Store at -20°C, valid for one year. The substrate should be stored away from light.

Precaution

• Assay Buffer, Substrate, and Ebselen (10mM) must be completely thawed and equilibrated to room temperature before use, as using them otherwise can impact the detection results. When working with 2019-nCoV Mpro/3CLpro, it should be kept on ice. After use, each reagent should be immediately stored under the conditions specified in the kit instructions.
• Ensure that the sample pH is between 7 and 8, or ensure that the pH of the reaction system is within this range after adding the sample. Deviations from this pH range may affect the signal values and stability of the detection results.

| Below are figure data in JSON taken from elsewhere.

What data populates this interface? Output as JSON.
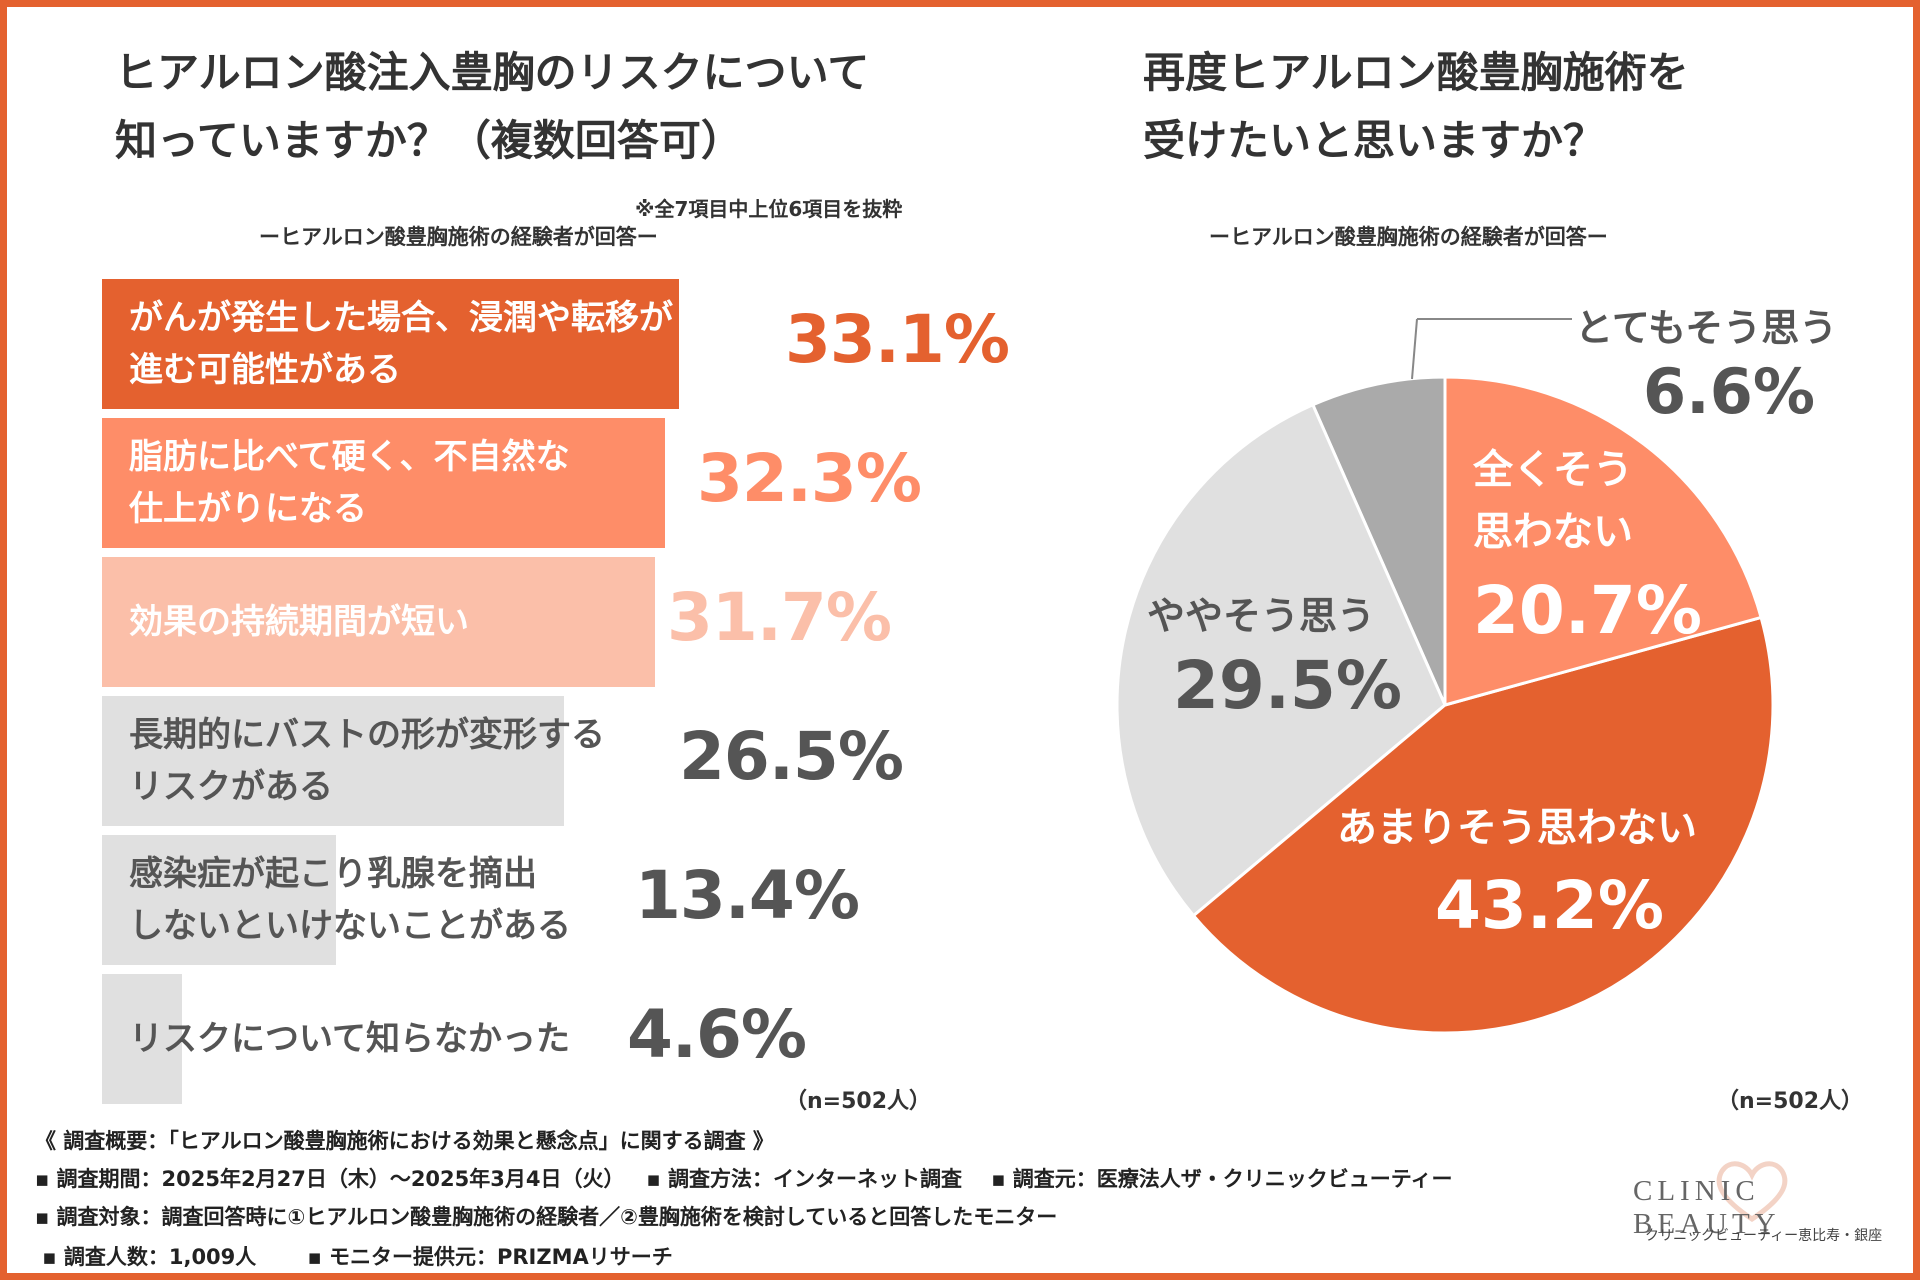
{
  "left": {
    "title_line1": "ヒアルロン酸注入豊胸のリスクについて",
    "title_line2": "知っていますか？（複数回答可）",
    "note": "※全7項目中上位6項目を抜粋",
    "subtitle": "ーヒアルロン酸豊胸施術の経験者が回答ー",
    "n_label": "（n=502人）"
  },
  "right": {
    "title_line1": "再度ヒアルロン酸豊胸施術を",
    "title_line2": "受けたいと思いますか？",
    "subtitle": "ーヒアルロン酸豊胸施術の経験者が回答ー",
    "n_label": "（n=502人）"
  },
  "chart_data": [
    {
      "type": "bar",
      "orientation": "horizontal",
      "title": "ヒアルロン酸注入豊胸のリスクについて知っていますか？（複数回答可）",
      "categories": [
        "がんが発生した場合、浸潤や転移が\n進む可能性がある",
        "脂肪に比べて硬く、不自然な\n仕上がりになる",
        "効果の持続期間が短い",
        "長期的にバストの形が変形する\nリスクがある",
        "感染症が起こり乳腺を摘出\nしないといけないことがある",
        "リスクについて知らなかった"
      ],
      "values": [
        33.1,
        32.3,
        31.7,
        26.5,
        13.4,
        4.6
      ],
      "value_labels": [
        "33.1%",
        "32.3%",
        "31.7%",
        "26.5%",
        "13.4%",
        "4.6%"
      ],
      "colors": [
        "#e4612f",
        "#fe8d68",
        "#fbbfa9",
        "#e0e0e0",
        "#e0e0e0",
        "#e0e0e0"
      ],
      "label_colors": [
        "#ffffff",
        "#ffffff",
        "#ffffff",
        "#555555",
        "#555555",
        "#555555"
      ],
      "value_colors": [
        "#e4612f",
        "#fe8d68",
        "#fbbfa9",
        "#555555",
        "#555555",
        "#555555"
      ],
      "xlim": [
        0,
        33.1
      ]
    },
    {
      "type": "pie",
      "title": "再度ヒアルロン酸豊胸施術を受けたいと思いますか？",
      "slices": [
        {
          "name": "全くそう\n思わない",
          "value": 20.7,
          "label": "20.7%",
          "color": "#fe8d68",
          "text_color": "#ffffff"
        },
        {
          "name": "あまりそう思わない",
          "value": 43.2,
          "label": "43.2%",
          "color": "#e4612f",
          "text_color": "#ffffff"
        },
        {
          "name": "ややそう思う",
          "value": 29.5,
          "label": "29.5%",
          "color": "#e0e0e0",
          "text_color": "#555555"
        },
        {
          "name": "とてもそう思う",
          "value": 6.6,
          "label": "6.6%",
          "color": "#aaaaaa",
          "text_color": "#555555"
        }
      ],
      "start": "12 o'clock",
      "direction": "clockwise"
    }
  ],
  "footer": {
    "line1": "《 調査概要：「ヒアルロン酸豊胸施術における効果と懸念点」に関する調査 》",
    "line2": "▪ 調査期間：2025年2月27日（木）～2025年3月4日（火）   ▪ 調査方法：インターネット調査    ▪ 調査元：医療法人ザ・クリニックビューティー",
    "line3": "▪ 調査対象：調査回答時に①ヒアルロン酸豊胸施術の経験者／②豊胸施術を検討していると回答したモニター",
    "line4": " ▪ 調査人数：1,009人       ▪ モニター提供元：PRIZMAリサーチ"
  },
  "logo": {
    "name": "CLINIC BEAUTY",
    "sub": "クリニックビューティー恵比寿・銀座",
    "color": "#e4612f"
  }
}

• The solvent of the test inhibitor samples may interfere with the detection. It is recommended to use the provided Assay Buffer as the solvent for diluting samples. If other solvents must be used, perform some tests and add an equal volume of solvent as 100% enzyme activity control. It has been tested that concentrations of up to 10% DMSO or anhydrous ethanol in the reaction system do not affect the detection results. However, it's still recommended to conduct preliminary experiments and minimize the concentrations of DMSO, anhydrous ethanol, and other solvents in the reaction system.
• Due to the limited water solubility of the positive control inhibitor Ebselen (10mM), it should be diluted using DMSO.
• For reagents with small volumes, it's advised to centrifuge briefly to ensure that the liquid settles at the bottom of the tube before use. Frozen reagents must be completely thawed and mixed before use.
• For detection, it's recommended to use a 96-well black plate. 96-Well Black Opaque Plates are recommended.
• This product is intended for scientific research by professionals only. It must not be used for clinical diagnosis or treatment, food, or drugs, and should not be stored in regular households.
• For your safety and health, wear appropriate lab attire and disposable gloves while handling the reagents.